鬼老疑惑道:“那现在怎么办?要不要查查,好端端的怎么会突然疯了?”
“查,自然要查。”鹰老阴沉着脸环顾一圈,沉声道:“那小东西又去哪儿了?”
邪老知他说的是无影,摇头道:“一大早没见到人影,放心,他不是我们的对手,就是要使坏也成不了。
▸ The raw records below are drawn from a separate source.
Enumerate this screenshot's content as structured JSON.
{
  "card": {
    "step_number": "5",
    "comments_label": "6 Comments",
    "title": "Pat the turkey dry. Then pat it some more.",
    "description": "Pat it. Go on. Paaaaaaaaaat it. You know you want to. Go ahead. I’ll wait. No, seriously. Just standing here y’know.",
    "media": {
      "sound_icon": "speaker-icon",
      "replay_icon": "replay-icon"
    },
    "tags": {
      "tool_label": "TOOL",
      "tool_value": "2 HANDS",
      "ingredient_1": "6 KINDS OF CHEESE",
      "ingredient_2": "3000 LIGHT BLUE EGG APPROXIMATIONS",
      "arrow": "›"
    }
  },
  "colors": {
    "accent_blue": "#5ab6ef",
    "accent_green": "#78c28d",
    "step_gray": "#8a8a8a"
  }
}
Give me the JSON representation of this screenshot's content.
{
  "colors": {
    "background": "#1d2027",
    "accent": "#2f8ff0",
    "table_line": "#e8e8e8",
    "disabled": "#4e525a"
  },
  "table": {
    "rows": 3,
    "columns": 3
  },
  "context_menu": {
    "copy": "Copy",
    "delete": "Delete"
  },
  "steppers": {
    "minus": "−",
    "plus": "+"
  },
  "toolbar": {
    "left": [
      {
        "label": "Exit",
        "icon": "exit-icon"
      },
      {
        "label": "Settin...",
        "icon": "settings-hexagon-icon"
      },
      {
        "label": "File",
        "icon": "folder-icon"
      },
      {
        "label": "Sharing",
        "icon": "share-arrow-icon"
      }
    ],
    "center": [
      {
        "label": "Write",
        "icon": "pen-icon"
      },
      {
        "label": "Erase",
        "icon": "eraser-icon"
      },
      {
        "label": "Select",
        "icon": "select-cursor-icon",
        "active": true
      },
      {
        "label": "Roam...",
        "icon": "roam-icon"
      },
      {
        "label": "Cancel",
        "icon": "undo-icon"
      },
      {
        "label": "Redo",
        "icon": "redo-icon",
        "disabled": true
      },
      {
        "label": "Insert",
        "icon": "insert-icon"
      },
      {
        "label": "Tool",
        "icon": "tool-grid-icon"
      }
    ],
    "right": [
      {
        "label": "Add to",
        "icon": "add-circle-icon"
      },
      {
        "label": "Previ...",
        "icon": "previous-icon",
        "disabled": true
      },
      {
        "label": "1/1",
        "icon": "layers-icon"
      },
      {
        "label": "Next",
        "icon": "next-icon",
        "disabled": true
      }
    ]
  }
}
”
鬼老不耐的道:“现在甭管那小子在哪儿,还是先查查他到底怎么回事,我这心里总觉得不踏实,说不定是金卫搞的鬼。”
☆、第230章 兵不厌诈
朱华每日晚上都会安排美人歌舞给全志三人,但今夜却没有动静,甚至一整天,他们都没见着朱华,全志派人去打听,却说朱华病了,不能见人。
前一天还生龙活虎,一天就病的不能见人,怎么可能,除非是活见鬼了。
但他们也知道,朱华确实是活见鬼了。